Dinimiz’in ilk emri olan “OKU!” emrini benimseyerek, bize Türkiye Cumhuriyeti’ni miras bırakan Ulu Önder Mustafa Kemal Atatürk’ün ilkelerini, söylediği “Ey yükselen yeni nesil, gelecek sizindir. Cumhuriyeti biz kurduk; onu yükseltecek ve sürdürecek sizsiniz!” cümlesini benimseyerek bu topluma faydalı bir birey olmak için yıllarca okuduk; emek verdik, meslek sahibi olduk, çalıştık, çalışıyoruz… Bir şey üretmek istediğimizde, çalışmalarımıza köstek olan insanlar değil; destek olan insanlar olsun istiyoruz.

Bilime sırtını dönen toplumlar, yerinde saymaya mahkumdur!

21. YY’da – bu teknoloji çağında – ülkemizin eğitim ve bilim ile bir yerlere gelmesi gerekirken – eğitim ve bilim konuşmamız gerekirken – hala daha yok “Sakız Orucu bozar mı?”, yok “Başörtüsü üzerine gözlük takmak caiz mi?”, yok “Annemin dizinden tahrik oluyorum.”, yok “Dondurma yiyenden Ahiret’te davacı olacağım.”, yok “5-6 yaşlarındaki kızlarla evlenilebilir.” gibi saçma sapan ve çağdışı söylemlerle saniyelerimizi boş yere harcamak istemiyoruz… Eğitimin, bilimin, sanatın örselendiği; cahilliğin ve yobazlığın övüldüğü bir toplumda biz sadece boğuluyoruz! Bizim gibi giden, daha önceden gitmiş ve gitme planları yapan bir çok insan var… Kimse demiyor ki; “Bu gençler neden gidiyor?”, “Bu ülkenin, bu gençlere ihtiyacı var!” diye… Şuan kimse fark etmese de veya umursamasa da umarım, bazı şeylerin kıymeti çok geç olmadan anlaşılır…

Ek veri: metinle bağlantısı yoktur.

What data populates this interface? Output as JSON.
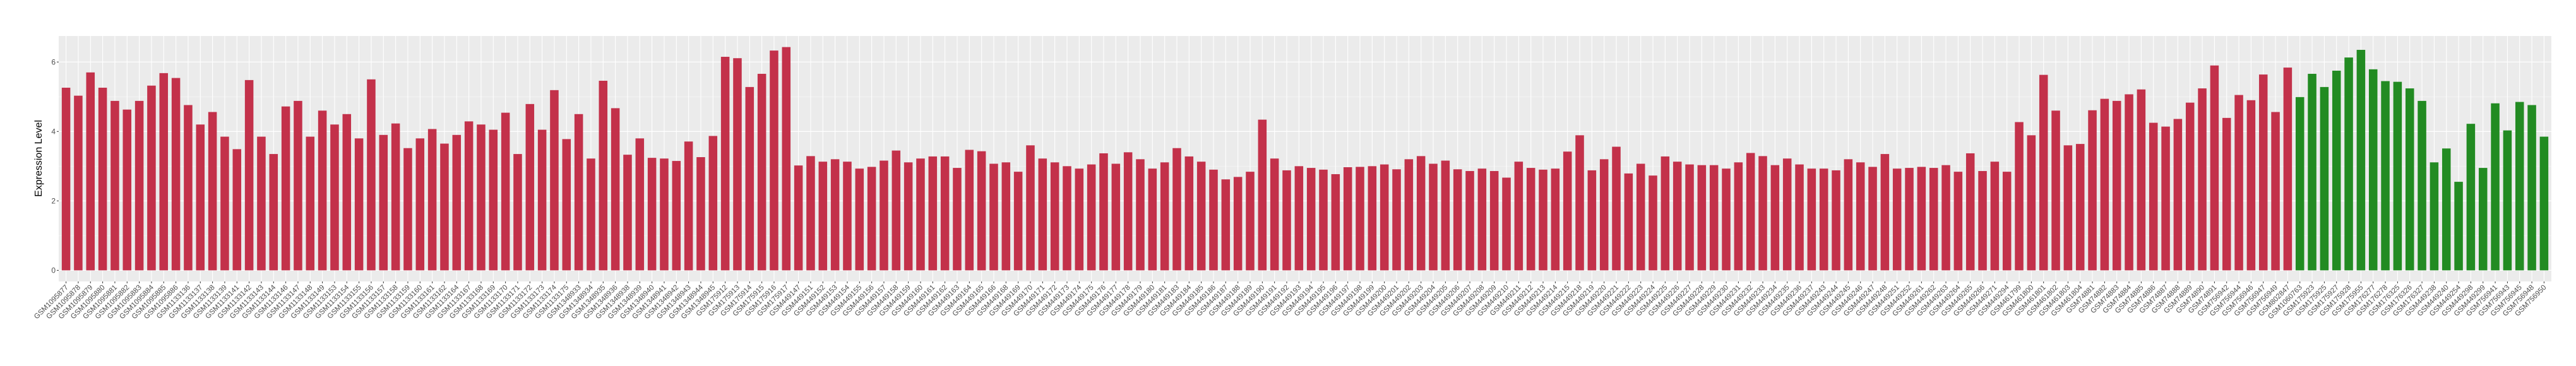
{
  "chart_data": {
    "type": "bar",
    "title": "",
    "xlabel": "",
    "ylabel": "Expression Level",
    "ylim": [
      -0.32,
      6.75
    ],
    "yticks": [
      "0",
      "2",
      "4",
      "6"
    ],
    "grid": true,
    "panel_background": "#EBEBEB",
    "groups": [
      {
        "color": "#C3314A",
        "categories": [
          "GSM1095877",
          "GSM1095878",
          "GSM1095879",
          "GSM1095880",
          "GSM1095881",
          "GSM1095882",
          "GSM1095883",
          "GSM1095884",
          "GSM1095885",
          "GSM1095886",
          "GSM1133136",
          "GSM1133137",
          "GSM1133138",
          "GSM1133139",
          "GSM1133141",
          "GSM1133142",
          "GSM1133143",
          "GSM1133144",
          "GSM1133146",
          "GSM1133147",
          "GSM1133148",
          "GSM1133149",
          "GSM1133153",
          "GSM1133154",
          "GSM1133155",
          "GSM1133156",
          "GSM1133157",
          "GSM1133158",
          "GSM1133159",
          "GSM1133160",
          "GSM1133161",
          "GSM1133162",
          "GSM1133164",
          "GSM1133167",
          "GSM1133168",
          "GSM1133169",
          "GSM1133170",
          "GSM1133171",
          "GSM1133172",
          "GSM1133173",
          "GSM1133174",
          "GSM1133175",
          "GSM1348933",
          "GSM1348934",
          "GSM1348935",
          "GSM1348936",
          "GSM1348938",
          "GSM1348939",
          "GSM1348940",
          "GSM1348941",
          "GSM1348942",
          "GSM1348943",
          "GSM1348944",
          "GSM1348945",
          "GSM175912",
          "GSM175913",
          "GSM175914",
          "GSM175915",
          "GSM175916",
          "GSM175917",
          "GSM449147",
          "GSM449151",
          "GSM449152",
          "GSM449153",
          "GSM449154",
          "GSM449155",
          "GSM449156",
          "GSM449157",
          "GSM449158",
          "GSM449159",
          "GSM449160",
          "GSM449161",
          "GSM449162",
          "GSM449163",
          "GSM449164",
          "GSM449165",
          "GSM449166",
          "GSM449168",
          "GSM449169",
          "GSM449170",
          "GSM449171",
          "GSM449172",
          "GSM449173",
          "GSM449174",
          "GSM449175",
          "GSM449176",
          "GSM449177",
          "GSM449178",
          "GSM449179",
          "GSM449180",
          "GSM449181",
          "GSM449183",
          "GSM449184",
          "GSM449185",
          "GSM449186",
          "GSM449187",
          "GSM449188",
          "GSM449189",
          "GSM449190",
          "GSM449191",
          "GSM449192",
          "GSM449193",
          "GSM449194",
          "GSM449195",
          "GSM449196",
          "GSM449197",
          "GSM449198",
          "GSM449199",
          "GSM449200",
          "GSM449201",
          "GSM449202",
          "GSM449203",
          "GSM449204",
          "GSM449205",
          "GSM449206",
          "GSM449207",
          "GSM449208",
          "GSM449209",
          "GSM449210",
          "GSM449211",
          "GSM449212",
          "GSM449213",
          "GSM449214",
          "GSM449215",
          "GSM449218",
          "GSM449219",
          "GSM449220",
          "GSM449221",
          "GSM449222",
          "GSM449223",
          "GSM449224",
          "GSM449225",
          "GSM449226",
          "GSM449227",
          "GSM449228",
          "GSM449229",
          "GSM449230",
          "GSM449231",
          "GSM449232",
          "GSM449233",
          "GSM449234",
          "GSM449235",
          "GSM449236",
          "GSM449237",
          "GSM449243",
          "GSM449244",
          "GSM449245",
          "GSM449246",
          "GSM449247",
          "GSM449248",
          "GSM449251",
          "GSM449252",
          "GSM449261",
          "GSM449262",
          "GSM449263",
          "GSM449264",
          "GSM449265",
          "GSM449266",
          "GSM449271",
          "GSM449294",
          "GSM461799",
          "GSM461800",
          "GSM461801",
          "GSM461802",
          "GSM461803",
          "GSM461804",
          "GSM74881",
          "GSM74882",
          "GSM74883",
          "GSM74884",
          "GSM74885",
          "GSM74886",
          "GSM74887",
          "GSM74888",
          "GSM74889",
          "GSM74890",
          "GSM74891",
          "GSM756942",
          "GSM756944",
          "GSM756946",
          "GSM756947",
          "GSM756949",
          "GSM802847"
        ],
        "values": [
          5.26,
          5.03,
          5.7,
          5.26,
          4.88,
          4.63,
          4.88,
          5.32,
          5.68,
          5.54,
          4.76,
          4.2,
          4.56,
          3.85,
          3.49,
          5.48,
          3.85,
          3.35,
          4.72,
          4.88,
          3.85,
          4.6,
          4.2,
          4.5,
          3.8,
          5.5,
          3.9,
          4.23,
          3.52,
          3.8,
          4.07,
          3.65,
          3.9,
          4.29,
          4.2,
          4.05,
          4.54,
          3.35,
          4.79,
          4.05,
          5.19,
          3.78,
          4.5,
          3.22,
          5.46,
          4.67,
          3.33,
          3.8,
          3.24,
          3.22,
          3.15,
          3.71,
          3.26,
          3.87,
          6.15,
          6.11,
          5.28,
          5.66,
          6.33,
          6.43,
          3.02,
          3.29,
          3.13,
          3.2,
          3.13,
          2.93,
          2.98,
          3.16,
          3.45,
          3.11,
          3.22,
          3.28,
          3.28,
          2.95,
          3.47,
          3.43,
          3.07,
          3.11,
          2.84,
          3.6,
          3.22,
          3.11,
          3.0,
          2.93,
          3.05,
          3.37,
          3.07,
          3.4,
          3.2,
          2.93,
          3.11,
          3.52,
          3.28,
          3.13,
          2.9,
          2.62,
          2.69,
          2.84,
          4.34,
          3.22,
          2.88,
          3.0,
          2.95,
          2.9,
          2.77,
          2.97,
          2.98,
          3.0,
          3.05,
          2.91,
          3.2,
          3.29,
          3.07,
          3.16,
          2.91,
          2.86,
          2.93,
          2.86,
          2.67,
          3.13,
          2.95,
          2.9,
          2.93,
          3.42,
          3.89,
          2.88,
          3.2,
          3.56,
          2.79,
          3.07,
          2.73,
          3.28,
          3.13,
          3.05,
          3.03,
          3.03,
          2.93,
          3.11,
          3.38,
          3.29,
          3.03,
          3.22,
          3.05,
          2.93,
          2.93,
          2.88,
          3.2,
          3.11,
          2.98,
          3.35,
          2.93,
          2.95,
          2.98,
          2.95,
          3.03,
          2.84,
          3.37,
          2.86,
          3.13,
          2.84,
          4.27,
          3.89,
          5.63,
          4.6,
          3.6,
          3.64,
          4.61,
          4.94,
          4.88,
          5.07,
          5.21,
          4.25,
          4.14,
          4.36,
          4.83,
          5.24,
          5.9,
          4.39,
          5.05,
          4.9,
          5.64,
          4.56,
          5.84
        ]
      },
      {
        "color": "#228B22",
        "categories": [
          "GSM1060763",
          "GSM175923",
          "GSM175925",
          "GSM175927",
          "GSM175928",
          "GSM175955",
          "GSM176277",
          "GSM176278",
          "GSM176325",
          "GSM176326",
          "GSM176327",
          "GSM449238",
          "GSM449240",
          "GSM449254",
          "GSM449298",
          "GSM449299",
          "GSM756941",
          "GSM756943",
          "GSM756945",
          "GSM756948",
          "GSM756950"
        ],
        "values": [
          4.99,
          5.66,
          5.28,
          5.75,
          6.13,
          6.35,
          5.79,
          5.45,
          5.43,
          5.24,
          4.88,
          3.11,
          3.51,
          2.55,
          4.22,
          2.95,
          4.81,
          4.03,
          4.85,
          4.76,
          3.85
        ]
      }
    ]
  }
}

İleride doğacak çocuğumuza bırakacağımız en güzel hediye, kütüphanem ve O’nun için hazırladığımız bir gelecek olacak… Annem ve babamdan başka geriye dönüp bakmamı gerektiren bir sebebim yok en azından… Yukarıda saydığım sebeplere göz yumarak, sayısız anormalliklerle yozlaştırdığınız bu toplumda mutluluklar dilerim size! Güle güle!!!